角にさしかかり、繋いでいた手を離して歩き出した瞬間。
「…………池ヶ谷?」
控えめだが俺の服を掴んで下を向いていた。顔が見えなくても真っ赤にしている事はすぐに分かった。きっと何時もの表情をしているのだろう、と。
「……どうした?」
「………………て……」
「?」
ぼそぼそと聞こえない声量で言われるので、向き合ってくぃっと顎を持ち上げた。
「……キス……して……」
熱の篭ったう潤んだ瞳で池ヶ谷が言った。恥ずかしそうに下を向く姿にゾクッと背筋に悪寒が走る。

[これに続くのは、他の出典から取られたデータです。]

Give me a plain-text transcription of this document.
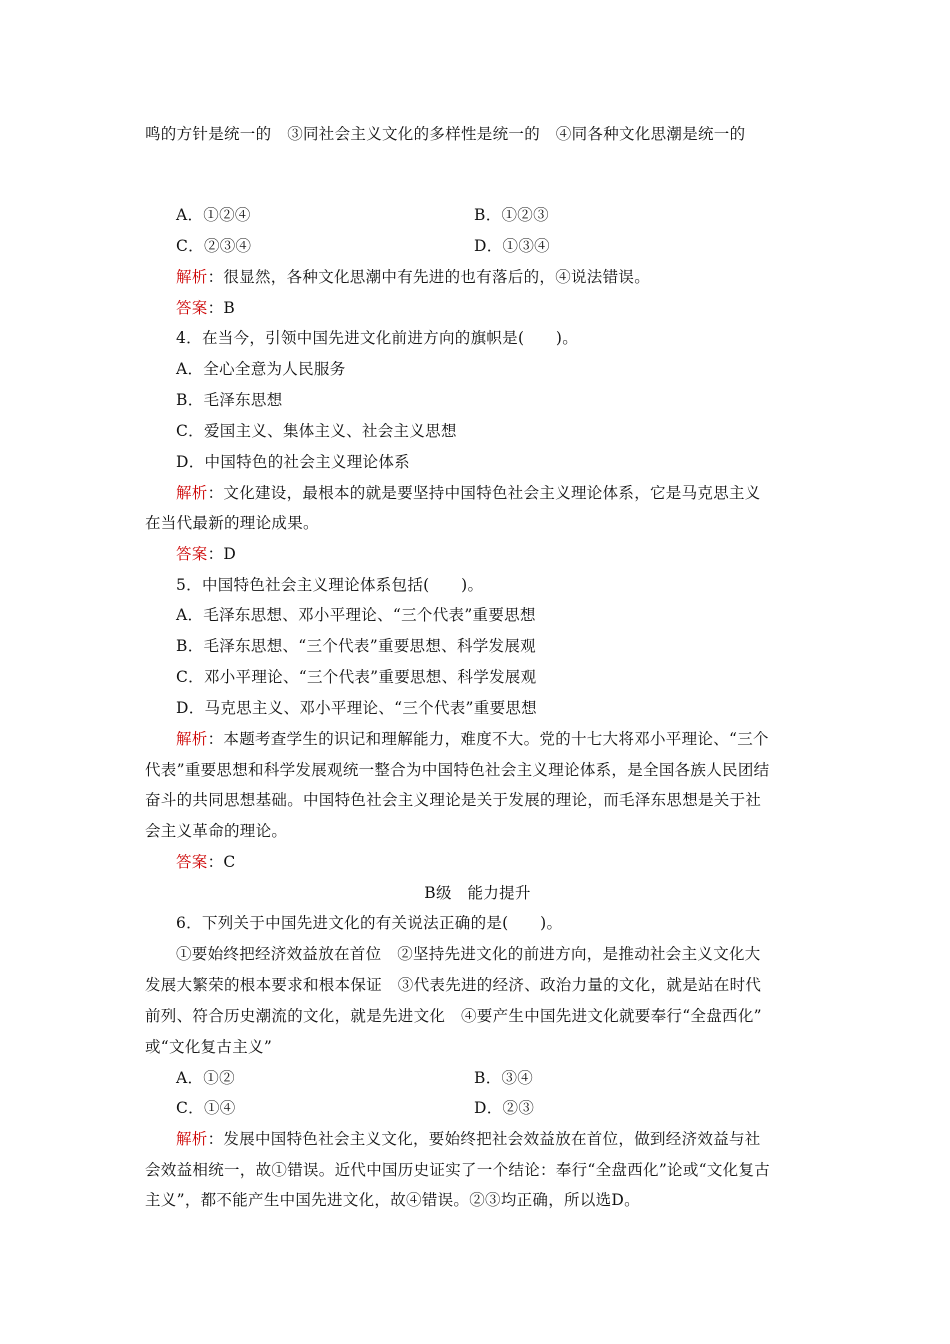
鸣的方针是统一的　③同社会主义文化的多样性是统一的　④同各种文化思潮是统一的
A．①②④	B．①②③
C．②③④	D．①③④
解析：很显然，各种文化思潮中有先进的也有落后的，④说法错误。
答案：B
4．在当今，引领中国先进文化前进方向的旗帜是(　　)。
A．全心全意为人民服务
B．毛泽东思想
C．爱国主义、集体主义、社会主义思想
D．中国特色的社会主义理论体系
解析：文化建设，最根本的就是要坚持中国特色社会主义理论体系，它是马克思主义
在当代最新的理论成果。
答案：D
5．中国特色社会主义理论体系包括(　　)。
A．毛泽东思想、邓小平理论、“三个代表”重要思想
B．毛泽东思想、“三个代表”重要思想、科学发展观
C．邓小平理论、“三个代表”重要思想、科学发展观
D．马克思主义、邓小平理论、“三个代表”重要思想
解析：本题考查学生的识记和理解能力，难度不大。党的十七大将邓小平理论、“三个
代表”重要思想和科学发展观统一整合为中国特色社会主义理论体系，是全国各族人民团结
奋斗的共同思想基础。中国特色社会主义理论是关于发展的理论，而毛泽东思想是关于社
会主义革命的理论。
答案：C
B级　能力提升
6．下列关于中国先进文化的有关说法正确的是(　　)。
①要始终把经济效益放在首位　②坚持先进文化的前进方向，是推动社会主义文化大
发展大繁荣的根本要求和根本保证　③代表先进的经济、政治力量的文化，就是站在时代
前列、符合历史潮流的文化，就是先进文化　④要产生中国先进文化就要奉行“全盘西化”
或“文化复古主义”
A．①②	B．③④
C．①④	D．②③
解析：发展中国特色社会主义文化，要始终把社会效益放在首位，做到经济效益与社
会效益相统一，故①错误。近代中国历史证实了一个结论：奉行“全盘西化”论或“文化复古
主义”，都不能产生中国先进文化，故④错误。②③均正确，所以选D。
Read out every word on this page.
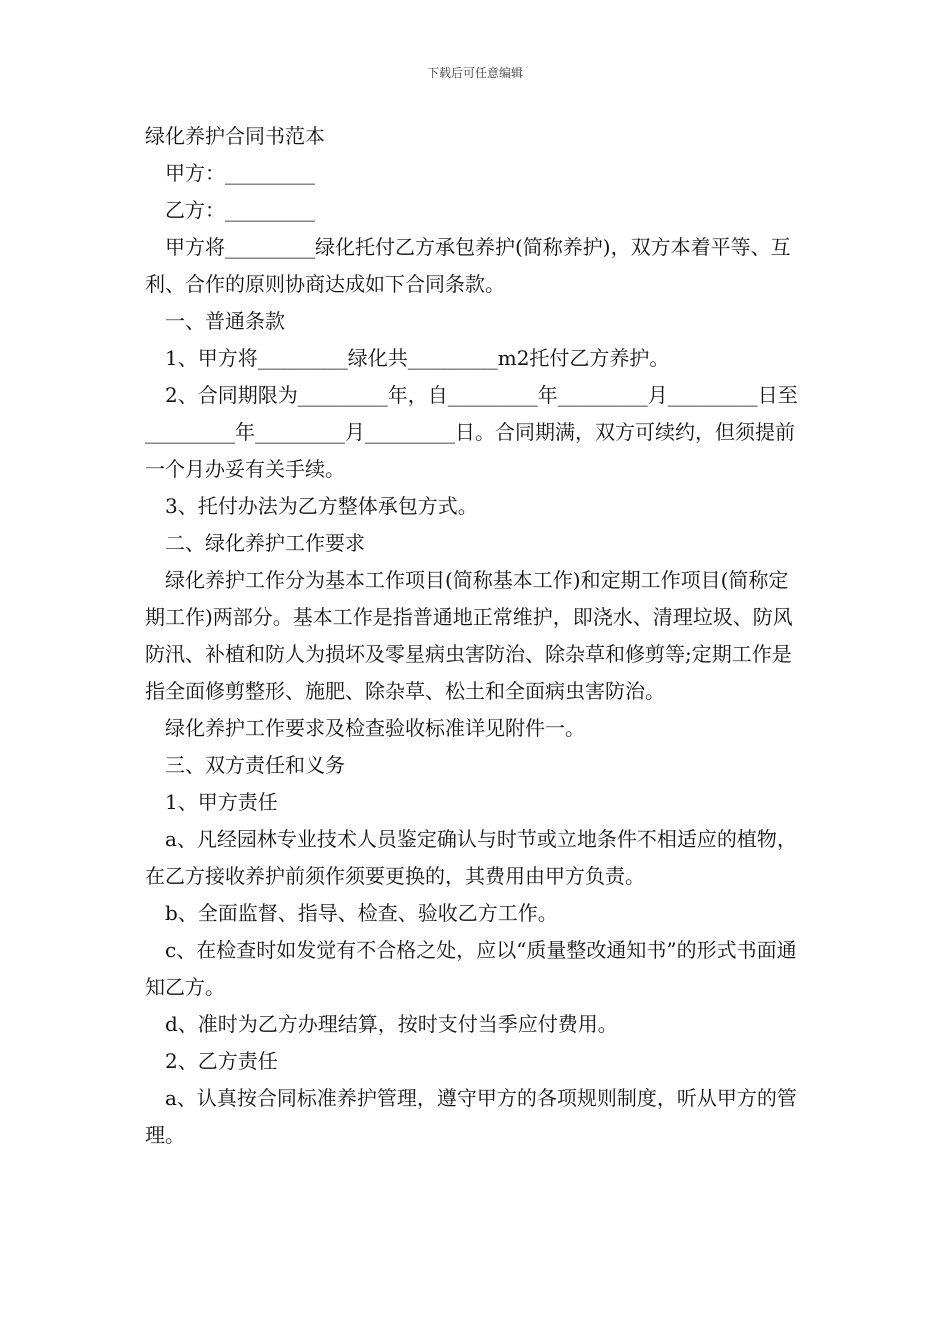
下载后可任意编辑

绿化养护合同书范本

甲方：_________

乙方：_________

甲方将_________绿化托付乙方承包养护(简称养护)，双方本着平等、互利、合作的原则协商达成如下合同条款。

一、普通条款

1、甲方将_________绿化共_________m2托付乙方养护。

2、合同期限为_________年，自_________年_________月_________日至_________年_________月_________日。合同期满，双方可续约，但须提前一个月办妥有关手续。

3、托付办法为乙方整体承包方式。

二、绿化养护工作要求

绿化养护工作分为基本工作项目(简称基本工作)和定期工作项目(简称定期工作)两部分。基本工作是指普通地正常维护，即浇水、清理垃圾、防风防汛、补植和防人为损坏及零星病虫害防治、除杂草和修剪等;定期工作是指全面修剪整形、施肥、除杂草、松土和全面病虫害防治。

绿化养护工作要求及检查验收标准详见附件一。

三、双方责任和义务

1、甲方责任

a、凡经园林专业技术人员鉴定确认与时节或立地条件不相适应的植物，在乙方接收养护前须作须要更换的，其费用由甲方负责。

b、全面监督、指导、检查、验收乙方工作。

c、在检查时如发觉有不合格之处，应以“质量整改通知书”的形式书面通知乙方。

d、准时为乙方办理结算，按时支付当季应付费用。

2、乙方责任

a、认真按合同标准养护管理，遵守甲方的各项规则制度，听从甲方的管理。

俺を求める姿に酷く興奮してしまい、肩を抱き寄せると蝕む様に口付けた。
「ふぅっ……」
「……ッハァ……」
クチュ、と音を鳴らせながら何度も深く深く唇を重ね合う。絡め取った舌を吸い取る様に口内に招き入れ、かぷりと噛み付いてやるとビクッと池ヶ谷の身体が震えた。
舌を解放してやり、クプッと舌を入れると控えめに俺の舌を池ヶ谷が噛んだ。
どれ程の時間、唇を重ねていたのか分からない位に貪欲に互いを求め合った。つぅっと唾液の糸を引きながら離れ、絡め合っている手の甲に何度もチュッとキスをしてやった。
その行為を黙って見ている池ヶ谷の表情は、欲情した女の顔だ。
誰にも見せたくない、俺だけの池ヶ谷の表情に背筋がゾクリとしてしまう。
「行くぞ」
「…………うん」
名残惜しかったがスルリと離れ、たまたま出会った様に装い、何食わぬ顔で遠征バスの集合場所に到着をした。
触れぬ、触れられぬ、の地獄の一週間が始まるのだとバスの周りで騒ぐみんなの姿を見て改めて自覚をした。